Как это обычно бывает, после серьёзного прорыва, наступил спад. Бедренная часть никак не поддавалась и это сильно отдаляло его мечту - пройтись босиком по утренней росе, встретить зорьку, почувствовать запах начала нового дня, очередного витка планеты. По его же собственной просьбе мы не касались темы сегодняшнего дня и не говорили о том, что происходит в мире на данный момент. Он хотел выйти в новый мир самостоятельно.
Где я упустила этот момент, трудно сказать... Где-то произошёл надлом, где-то порвалась та самая нить, которая соединяла все процессы воедино. Нет, он не сдался и впахивал целыми днями как раб на галерах. Но он же учёный, он понимал разницу между "Всё идёт хорошо" и "Что-то пошло не так". Наверное всё наложилось одно на другое. Я думаю, он не просто так пересматривал период распада своей страны десятки раз. И, наверное, это было его болью. По иронии судьбы, во время второй мировой войны он был ранен именно в бедро, которое так и не поддавалось, не смотря на всеобщие старания. Он, конечно, не подал виду, как специалист, но в документации подробно рассматривался вариант отключения его от всех систем жизнеобеспечения, на случай, если не будет ни малейшей даже гипотетической перспективы. С какого-то момента мы оба начали играть каждый свою роль. Я его поддерживала как могла и хохотала над его шутками, он хорохорился и приговаривал, мол, "Не таких ещё обламывали", а тут какое-то бедро несчастное.
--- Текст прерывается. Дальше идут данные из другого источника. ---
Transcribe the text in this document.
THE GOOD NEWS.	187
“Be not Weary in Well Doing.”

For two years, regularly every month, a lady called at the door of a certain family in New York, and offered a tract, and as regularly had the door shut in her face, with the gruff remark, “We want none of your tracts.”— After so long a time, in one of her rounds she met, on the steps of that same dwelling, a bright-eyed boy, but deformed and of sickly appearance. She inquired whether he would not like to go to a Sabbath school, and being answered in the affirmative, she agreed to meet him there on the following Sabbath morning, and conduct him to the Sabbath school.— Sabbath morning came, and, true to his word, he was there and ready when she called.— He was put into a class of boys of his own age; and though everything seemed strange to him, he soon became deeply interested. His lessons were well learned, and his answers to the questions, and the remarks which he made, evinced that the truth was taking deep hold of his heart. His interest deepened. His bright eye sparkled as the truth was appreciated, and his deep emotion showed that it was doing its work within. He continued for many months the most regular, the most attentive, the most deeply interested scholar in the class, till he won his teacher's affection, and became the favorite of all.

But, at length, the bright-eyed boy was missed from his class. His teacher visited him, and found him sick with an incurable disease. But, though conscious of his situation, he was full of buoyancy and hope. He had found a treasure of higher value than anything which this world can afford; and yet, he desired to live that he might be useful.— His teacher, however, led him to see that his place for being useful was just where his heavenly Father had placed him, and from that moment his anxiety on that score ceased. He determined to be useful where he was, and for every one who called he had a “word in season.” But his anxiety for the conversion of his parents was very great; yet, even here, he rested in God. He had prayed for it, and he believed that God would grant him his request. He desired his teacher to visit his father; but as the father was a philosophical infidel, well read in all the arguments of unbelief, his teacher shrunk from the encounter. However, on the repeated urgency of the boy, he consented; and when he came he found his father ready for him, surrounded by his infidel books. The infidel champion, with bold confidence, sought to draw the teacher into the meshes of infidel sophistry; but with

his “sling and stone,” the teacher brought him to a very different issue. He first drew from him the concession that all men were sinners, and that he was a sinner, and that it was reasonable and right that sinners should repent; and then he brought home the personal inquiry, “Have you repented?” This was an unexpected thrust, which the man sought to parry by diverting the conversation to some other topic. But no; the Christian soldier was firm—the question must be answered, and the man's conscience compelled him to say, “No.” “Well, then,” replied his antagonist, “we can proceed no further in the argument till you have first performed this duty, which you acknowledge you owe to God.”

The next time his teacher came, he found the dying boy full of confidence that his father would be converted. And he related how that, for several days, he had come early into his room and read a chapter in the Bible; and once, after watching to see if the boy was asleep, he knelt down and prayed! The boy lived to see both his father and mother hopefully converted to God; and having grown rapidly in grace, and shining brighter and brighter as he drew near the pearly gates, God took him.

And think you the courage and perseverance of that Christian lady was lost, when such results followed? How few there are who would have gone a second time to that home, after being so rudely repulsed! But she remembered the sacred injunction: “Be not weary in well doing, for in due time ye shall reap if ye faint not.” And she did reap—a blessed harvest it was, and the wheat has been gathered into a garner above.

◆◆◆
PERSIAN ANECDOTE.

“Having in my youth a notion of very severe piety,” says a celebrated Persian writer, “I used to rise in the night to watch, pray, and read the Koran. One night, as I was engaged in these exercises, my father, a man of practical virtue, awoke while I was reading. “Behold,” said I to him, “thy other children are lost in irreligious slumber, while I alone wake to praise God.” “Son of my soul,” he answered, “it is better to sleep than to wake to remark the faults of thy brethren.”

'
Он мало, что профессор-физиолог, так он же и родной дедушка и по капиллярам моих глаз он понял, что я всю ночь проплакала. Он взял тогда мою руку в свою шершавую ладонь и сказал - "Ну, не жили люди 140 лет - нечего и начинать". Позади было более года изнурительного труда, каторжной пахоты, пота, крови, нервов, седых волос. Когда он на это решился, трудно сказать, да и зачем об этом было спрашивать. Если то, насколько он умудрился восстановить верхнюю часть тела за это время, это совершенно фантастическое достижение, то решиться закончить эксперимент, как мне кажется - это за гранью возможностей современного человека. Он, вдруг, сказал, что был момент, когда боль была такой невыносимой, что он сам хотел нажать на кнопку, но просто не дотянулся. Он протянул почерневшую от пигментных пятен ладонь, положил сверху мою и, вдруг, сказал - "Ты это, батю-то не забудь разморозить!"
Мой смех прервал длинный протяжный писк и сплошная прямая на мониторе.